Council urged to shelve academies

Date published: 05 August 2008


OLDHAM’S new Liberal Democrat council is being urged to “have the bottle” to shelve plans for controversial academy schools.

Generations of pupils are set to benefit from £230 million plans to refurbish and rebuild the borough’s crumbling secondary schools under the Government’s Building Schools for the Future programme.

This includes replacing five schools with three city academies run by sponsors which has attracted a storm of protest. 

Blackmailed

New consultation on the proposals is now planned for September after the Lib-Dems were unhappy with the previous process under Labour.

Campaigners claim councils are being blackmailed into having academies in order to get BSF funding.

But Stuart Paulley, secretary of Oldham Campaign Against Academies, insists ministers have said councils can have funding without academies. He added: “We are pleased there will be more consultation and we hope the consultation will be effective this time.

“It would appear the Liberal Democrats have decided to go ahead with the academies scheme which we feel is a big disappointment. They are ignoring the weight of opinion.

“It’s high time our council had the bottle to say no to the Government and to insist on having the money without academies. Other authorities are managing it, why not us?”

However, Councillor Kay Knox, Cabinet member for children, young people and families, said Oldham would receive considerably less money if its proposals did not include academies.

Under the complicated funding system, the council would have to find roughly 50 per cent if the proposal did not include academies while it would receive 90 per cent of the funding if it did, with each academy worth around £30 million.

She added: “The debate to be had now is do we have a proposal that gives every school in the borough an opportunity to have a total rebuild or a refurbishment?

“If we do not take the academies we cannot do every school.”

“This isn’t just about money.

“The headline should be the opportunity for our young people and what do we want to give them: the very best or some of them get nothing?

“I always keep at the front of my mind ‘why do I do this?’ It is to get the best opportunities for our young people because that’s the only way this borough will prosper.”
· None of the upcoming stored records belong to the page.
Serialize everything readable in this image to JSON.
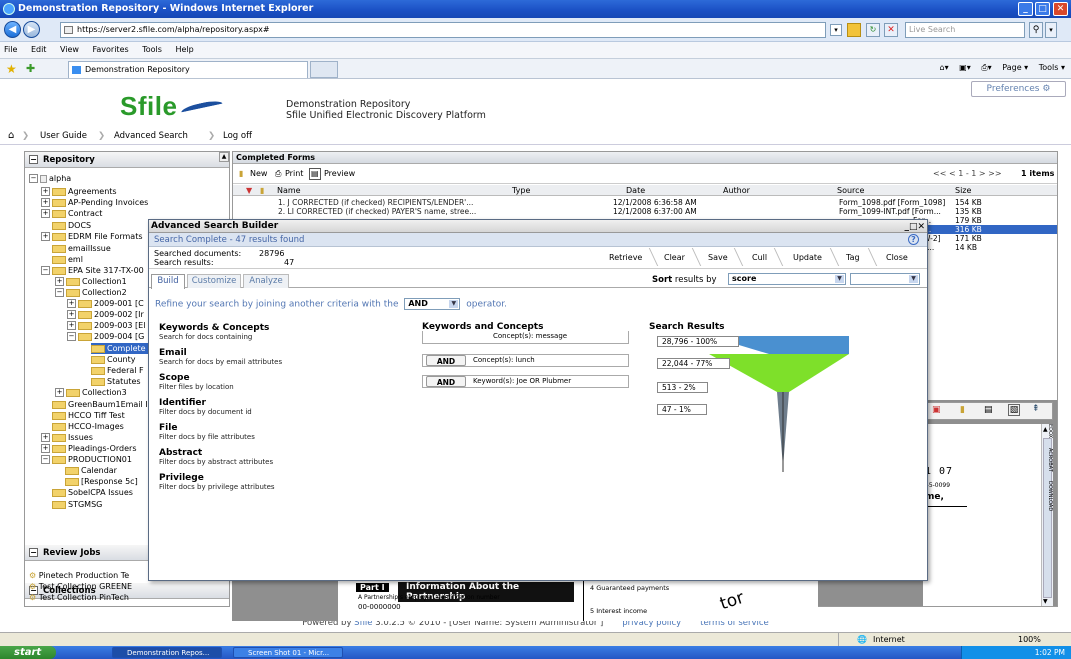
{
  "window": {
    "title": "Demonstration Repository - Windows Internet Explorer"
  },
  "browser": {
    "url": "https://server2.sfile.com/alpha/repository.aspx#",
    "search_placeholder": "Live Search",
    "menu": [
      "File",
      "Edit",
      "View",
      "Favorites",
      "Tools",
      "Help"
    ],
    "tab_title": "Demonstration Repository",
    "tools": [
      "Page ▾",
      "Tools ▾"
    ]
  },
  "app": {
    "logo": "Sfile",
    "title_line1": "Demonstration Repository",
    "title_line2": "Sfile Unified Electronic Discovery Platform",
    "preferences": "Preferences",
    "nav": [
      "User Guide",
      "Advanced Search",
      "Log off"
    ]
  },
  "repository": {
    "header": "Repository",
    "items": [
      "alpha",
      "Agreements",
      "AP-Pending Invoices",
      "Contract",
      "DOCS",
      "EDRM File Formats",
      "emailIssue",
      "eml",
      "EPA Site 317-TX-00",
      "Collection1",
      "Collection2",
      "2009-001 [C",
      "2009-002 [Ir",
      "2009-003 [El",
      "2009-004 [G",
      "Complete",
      "County",
      "Federal F",
      "Statutes",
      "Collection3",
      "GreenBaum1Email I",
      "HCCO Tiff Test",
      "HCCO-Images",
      "Issues",
      "Pleadings-Orders",
      "PRODUCTION01",
      "Calendar",
      "[Response 5c]",
      "SobelCPA Issues",
      "STGMSG"
    ],
    "review_jobs": "Review Jobs",
    "collections_header": "Collections",
    "collections": [
      "Pinetech Production Te",
      "Test Collection GREENE",
      "Test Collection PinTech"
    ]
  },
  "completed_forms": {
    "header": "Completed Forms",
    "toolbar": [
      "New",
      "Print",
      "Preview"
    ],
    "pager": "<<  <  1 - 1  >  >>",
    "count": "1 items",
    "columns": [
      "Name",
      "Type",
      "Date",
      "Author",
      "Source",
      "Size"
    ],
    "rows": [
      {
        "name": "1. J CORRECTED (if checked) RECIPIENTS/LENDER'...",
        "date": "12/1/2008 6:36:58 AM",
        "source": "Form_1098.pdf [Form_1098]",
        "size": "154 KB"
      },
      {
        "name": "2. LI CORRECTED (if checked) PAYER'S name, stree...",
        "date": "12/1/2008 6:37:00 AM",
        "source": "Form_1099-INT.pdf [Form...",
        "size": "135 KB"
      },
      {
        "name": "",
        "date": "",
        "source": "For...",
        "size": "179 KB"
      },
      {
        "name": "",
        "date": "",
        "source": "f [F...",
        "size": "316 KB"
      },
      {
        "name": "",
        "date": "",
        "source": "W-2]",
        "size": "171 KB"
      },
      {
        "name": "",
        "date": "",
        "source": "YZ ...",
        "size": "14 KB"
      }
    ]
  },
  "doc_preview": {
    "number": "1 07",
    "small": "45-0099",
    "name_fragment": "me,",
    "tabs": [
      "EDOX",
      "ACROBAT",
      "DOWNLOAD"
    ],
    "part_label": "Part I",
    "part_title": "Information About the Partnership",
    "line_a": "A  Partnership's employer identification number",
    "line_a_value": "00-0000000",
    "line4": "4    Guaranteed payments",
    "line5": "5    Interest income",
    "watermark": "tor"
  },
  "dialog": {
    "title": "Advanced Search Builder",
    "status": "Search Complete - 47 results found",
    "searched_label": "Searched documents:",
    "searched_value": "28796",
    "results_label": "Search results:",
    "results_value": "47",
    "actions": [
      "Retrieve",
      "Clear",
      "Save",
      "Cull",
      "Update",
      "Tag",
      "Close"
    ],
    "tabs": [
      "Build",
      "Customize",
      "Analyze"
    ],
    "sort_label_bold": "Sort",
    "sort_label": "results by",
    "sort_value": "score",
    "refine_before": "Refine your search by joining another criteria with the",
    "operator": "AND",
    "refine_after": "operator.",
    "criteria": [
      {
        "title": "Keywords & Concepts",
        "desc": "Search for docs containing"
      },
      {
        "title": "Email",
        "desc": "Search for docs by email attributes"
      },
      {
        "title": "Scope",
        "desc": "Filter files by location"
      },
      {
        "title": "Identifier",
        "desc": "Filter docs by document id"
      },
      {
        "title": "File",
        "desc": "Filter docs by file attributes"
      },
      {
        "title": "Abstract",
        "desc": "Filter docs by abstract attributes"
      },
      {
        "title": "Privilege",
        "desc": "Filter docs by privilege attributes"
      }
    ],
    "kw_title": "Keywords and Concepts",
    "kw_rows": [
      {
        "op": "",
        "text": "Concept(s): message"
      },
      {
        "op": "AND",
        "text": "Concept(s): lunch"
      },
      {
        "op": "AND",
        "text": "Keyword(s): Joe OR Plubmer"
      }
    ],
    "results_title": "Search Results",
    "results": [
      "28,796 - 100%",
      "22,044 - 77%",
      "513 - 2%",
      "47 - 1%"
    ],
    "funnel_colors": {
      "top": "#4a90d0",
      "middle": "#7ee02a"
    }
  },
  "footer": {
    "powered_prefix": "Powered by ",
    "powered_link": "Sfile",
    "powered_suffix": " 3.0.2.5 © 2010 - [User Name: System Administrator ]",
    "privacy": "privacy policy",
    "terms": "terms of service"
  },
  "statusbar": {
    "zone": "Internet",
    "zoom": "100%"
  },
  "taskbar": {
    "start": "start",
    "items": [
      "Demonstration Repos...",
      "Screen Shot 01 - Micr..."
    ],
    "time": "1:02 PM"
  }
}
We don’t want to be worse-off’

A NEW campaign group has been formed amid concerns about plans to merge Counthill and Breeze Hill schools into an academy in Waterhead.

The academy is among three proposed for Oldham and and would be built at the Orb Mill site and run by Oldham Sixth-Form College.

However, parents behind the campaign group “The Best for All Our Children” fear that it would not have the range of sports and other facilities currently available at the two schools.

They are also concerned about lack of accountability to the local authority and parents, poor consultation about the proposals, traffic problems, school transport and that standards could be dumbed down with vocational qualifications.

Spokeswoman Ghazala Koosar (27) has three children who would expect to attend the academy.

She said: “We are not anti-academy but we are not pro-academy. We have a broad spectrum of views.

“As a group, we feel we need more information before we can make a decision.”

She said that sports facilities were essential to getting children from different backgrounds to integrate but said there would be far less at the academy than the current schools.

“We do not want to be in a worse situation than we are at the moment,” added Ghazala.